Contents
The Untold Story
Chapter 3: The Secret
Indira kali ini menyeret meja kerjanya yang semula di dekat meja rias jadi menempel di dinding bawah jendela. Ia menaruh laptop, pot kaktus kecil, dan beberapa novel yang dibacanya. Tak lupa, Indira juga membuat secangkir teh hangat untuk menemaninya menulis. Hari itu matahari bersinar cerah.
“Please be focus, In!”
“All of it is just your imagination. Not real!” Indira berkata pada dirinya sendiri. Indira menghirup udara pagi, lalu dilepaskannya perlahan. Ia pun mulai menulis. Setelah beberapa paragraf tertulis, Indira menghentikan jemarinya, dan terdiam.
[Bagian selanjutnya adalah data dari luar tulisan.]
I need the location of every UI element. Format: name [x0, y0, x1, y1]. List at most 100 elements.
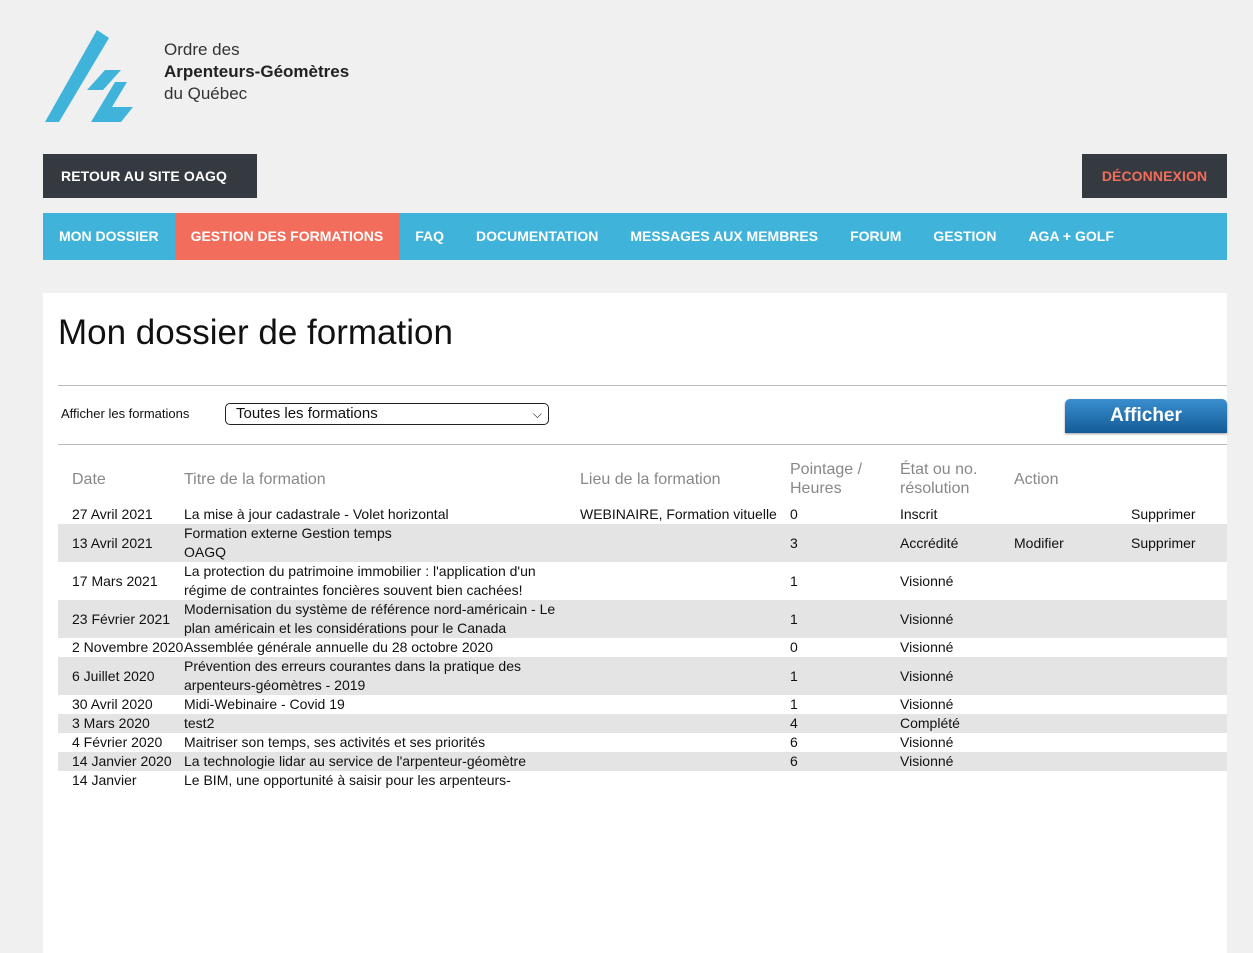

“Kenapa gue ke garasi itu lagi?”
“Ah… sh*t!”
Indira memegang kepalanya. Ia tampak mengingat hal yang selalu ingin dilupakannya. Garasi itu menyimpan kenangan terburuk Indira selama hidupnya. Tepat 20 tahun lalu, saat Indira masih belia, ia sering disuruh tidur di garasi oleh Ibu kandungnya. Hal itu dianggap sebagai hukuman karena hal-hal sepele yang dilakukan Indira. Sikap Ibunya semakin kejam saat Indira memasuki kelas 4 SD. Bahkan ibunya tega mengikat kaki Indira dengan rantai, memotong rambut Indira sembarangan, sampai menempelkan setrika panas di tangan kecilnya. Sebenarnya, Ibu Indira mulai berubah kejam seperti itu sejak ditinggal suaminya yang ketahuan selingkuh dengan sahabat Ibunya itu. Ibu Indira pun jadi memiliki kepribadian ganda. Di rumah, ia sangat kejam. Namun, saat di luar rumah sikap Ibu Indira seperti normal seperti Ibu pada umumnya, jadi tidak ada yang tahu bahwa ia sebenarnya depresi.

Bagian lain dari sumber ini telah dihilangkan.